South Sudanese people form the largest number of resettled refugees in Australia between 2003 and 2004. This study aims to explore how this community understands and responds to health and illness. No study has specifically examined the concept of health and illness in the broader socio-cultural context of the South Sudanese people in Australia.
The design was a qualitative study using interviews and focus group discussions with 33 South Sudanese people in Adelaide, South Australia. Participants were asked to reflect on their understanding of health and illness and influences on their access and use of health and other services. Data were electronically audio-recorded, transcribed verbatim and analysed thematically.
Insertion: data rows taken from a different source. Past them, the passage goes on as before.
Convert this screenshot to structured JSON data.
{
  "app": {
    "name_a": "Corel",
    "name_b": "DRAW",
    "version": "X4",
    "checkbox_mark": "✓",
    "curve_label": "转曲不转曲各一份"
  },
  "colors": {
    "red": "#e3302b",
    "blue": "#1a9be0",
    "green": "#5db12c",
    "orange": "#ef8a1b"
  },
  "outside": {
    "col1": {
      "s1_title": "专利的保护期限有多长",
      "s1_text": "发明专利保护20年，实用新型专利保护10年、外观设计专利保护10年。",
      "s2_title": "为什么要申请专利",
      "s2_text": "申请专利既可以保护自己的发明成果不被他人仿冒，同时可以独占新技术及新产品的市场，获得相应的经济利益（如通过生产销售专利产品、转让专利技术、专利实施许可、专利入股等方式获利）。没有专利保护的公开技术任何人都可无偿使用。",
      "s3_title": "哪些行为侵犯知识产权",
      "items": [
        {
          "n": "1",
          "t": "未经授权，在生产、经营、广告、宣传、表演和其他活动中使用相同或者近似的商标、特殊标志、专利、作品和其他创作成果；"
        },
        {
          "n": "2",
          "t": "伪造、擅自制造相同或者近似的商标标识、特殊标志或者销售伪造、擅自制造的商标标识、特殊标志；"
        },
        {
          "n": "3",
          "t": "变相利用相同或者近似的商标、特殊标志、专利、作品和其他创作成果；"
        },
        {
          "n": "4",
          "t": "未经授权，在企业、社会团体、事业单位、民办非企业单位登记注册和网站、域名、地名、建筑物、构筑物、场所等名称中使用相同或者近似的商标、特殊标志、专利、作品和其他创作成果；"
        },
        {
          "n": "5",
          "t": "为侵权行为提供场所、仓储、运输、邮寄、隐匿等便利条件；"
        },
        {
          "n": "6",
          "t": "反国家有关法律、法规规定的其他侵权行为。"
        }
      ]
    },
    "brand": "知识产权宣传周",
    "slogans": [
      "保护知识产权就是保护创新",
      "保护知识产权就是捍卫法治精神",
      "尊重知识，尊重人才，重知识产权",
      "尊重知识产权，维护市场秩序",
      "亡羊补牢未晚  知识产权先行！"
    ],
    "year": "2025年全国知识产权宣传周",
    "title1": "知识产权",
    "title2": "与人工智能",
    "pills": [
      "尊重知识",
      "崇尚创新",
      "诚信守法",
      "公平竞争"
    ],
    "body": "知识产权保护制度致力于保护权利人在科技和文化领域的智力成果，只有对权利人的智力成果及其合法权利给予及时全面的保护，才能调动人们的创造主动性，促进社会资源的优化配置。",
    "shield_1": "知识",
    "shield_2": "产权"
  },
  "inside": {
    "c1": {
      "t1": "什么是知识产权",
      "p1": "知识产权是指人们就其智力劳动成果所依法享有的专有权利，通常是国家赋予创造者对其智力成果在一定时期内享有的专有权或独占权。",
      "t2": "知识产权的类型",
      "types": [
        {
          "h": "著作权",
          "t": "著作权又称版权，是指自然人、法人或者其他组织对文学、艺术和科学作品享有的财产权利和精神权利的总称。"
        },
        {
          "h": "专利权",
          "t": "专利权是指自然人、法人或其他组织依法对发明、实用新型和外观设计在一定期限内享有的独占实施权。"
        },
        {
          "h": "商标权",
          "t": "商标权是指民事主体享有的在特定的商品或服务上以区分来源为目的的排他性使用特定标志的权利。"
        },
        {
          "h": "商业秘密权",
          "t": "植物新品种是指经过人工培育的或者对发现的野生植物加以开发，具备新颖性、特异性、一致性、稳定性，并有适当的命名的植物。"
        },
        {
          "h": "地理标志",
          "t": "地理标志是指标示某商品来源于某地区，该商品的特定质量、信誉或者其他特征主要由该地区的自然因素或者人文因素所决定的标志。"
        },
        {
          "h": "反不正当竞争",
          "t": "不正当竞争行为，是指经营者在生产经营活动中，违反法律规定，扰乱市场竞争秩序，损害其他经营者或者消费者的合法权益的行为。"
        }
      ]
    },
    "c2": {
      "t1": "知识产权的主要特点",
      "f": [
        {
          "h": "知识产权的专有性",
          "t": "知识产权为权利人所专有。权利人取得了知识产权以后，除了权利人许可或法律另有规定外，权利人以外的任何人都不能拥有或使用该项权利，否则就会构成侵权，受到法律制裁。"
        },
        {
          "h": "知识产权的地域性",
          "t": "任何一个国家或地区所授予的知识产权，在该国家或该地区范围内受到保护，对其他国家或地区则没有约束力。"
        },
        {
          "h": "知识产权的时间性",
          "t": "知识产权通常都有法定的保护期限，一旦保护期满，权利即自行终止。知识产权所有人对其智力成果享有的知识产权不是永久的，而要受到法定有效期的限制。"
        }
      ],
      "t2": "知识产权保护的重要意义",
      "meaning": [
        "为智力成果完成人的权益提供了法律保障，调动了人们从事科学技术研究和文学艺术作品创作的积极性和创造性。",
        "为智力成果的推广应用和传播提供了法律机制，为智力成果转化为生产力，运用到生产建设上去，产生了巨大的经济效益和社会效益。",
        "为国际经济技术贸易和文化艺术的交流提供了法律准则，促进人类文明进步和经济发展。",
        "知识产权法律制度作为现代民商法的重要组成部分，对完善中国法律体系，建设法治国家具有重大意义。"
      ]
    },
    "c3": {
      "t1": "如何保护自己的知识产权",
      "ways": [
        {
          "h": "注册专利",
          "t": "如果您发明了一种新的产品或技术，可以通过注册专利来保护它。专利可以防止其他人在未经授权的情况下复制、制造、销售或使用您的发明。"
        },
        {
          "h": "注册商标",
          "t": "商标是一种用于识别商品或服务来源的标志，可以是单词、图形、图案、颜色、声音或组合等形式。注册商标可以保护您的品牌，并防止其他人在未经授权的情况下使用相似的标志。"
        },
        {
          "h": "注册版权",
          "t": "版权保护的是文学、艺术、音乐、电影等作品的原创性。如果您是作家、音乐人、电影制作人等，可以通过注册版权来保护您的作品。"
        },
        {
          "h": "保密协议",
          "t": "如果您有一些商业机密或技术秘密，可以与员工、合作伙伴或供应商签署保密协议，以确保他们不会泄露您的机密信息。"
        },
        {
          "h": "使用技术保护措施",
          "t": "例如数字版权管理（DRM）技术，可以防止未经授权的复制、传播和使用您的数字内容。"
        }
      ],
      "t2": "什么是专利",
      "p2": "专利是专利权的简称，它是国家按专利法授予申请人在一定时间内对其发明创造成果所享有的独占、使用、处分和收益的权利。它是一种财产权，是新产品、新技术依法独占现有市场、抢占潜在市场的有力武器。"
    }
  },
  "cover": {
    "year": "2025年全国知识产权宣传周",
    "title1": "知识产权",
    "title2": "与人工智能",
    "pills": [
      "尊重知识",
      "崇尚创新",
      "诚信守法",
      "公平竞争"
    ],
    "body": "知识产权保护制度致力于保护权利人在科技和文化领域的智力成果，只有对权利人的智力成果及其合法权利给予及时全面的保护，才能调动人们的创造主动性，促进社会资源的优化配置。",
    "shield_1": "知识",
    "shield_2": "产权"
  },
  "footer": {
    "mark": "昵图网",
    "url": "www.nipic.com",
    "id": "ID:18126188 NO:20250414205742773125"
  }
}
Three main themes emerged from the analysis demonstrating complex and multifaceted views on health and illness. Participants described health as both a lack of disease and wider issues involving social belonging and participation, cultural well-being, living conditions and harmony in the society. They revealed that illnesses are predetermined by God or caused by a curse, breaking a cultural taboo, disharmony with the environment, community and ancestral spirits. Participants deeply tied their beliefs about illness causation and treatment to their historical, social and cultural lived realities, shaping their responses and health-care-seeking decisions.
The current study revealed a complex understanding of health and health-care-seeking practices amongst South Sudanese Australians. The multifaceted views of health and health-care-seeking practices underscore the importance of person-centred care for culturally and linguistically diverse people.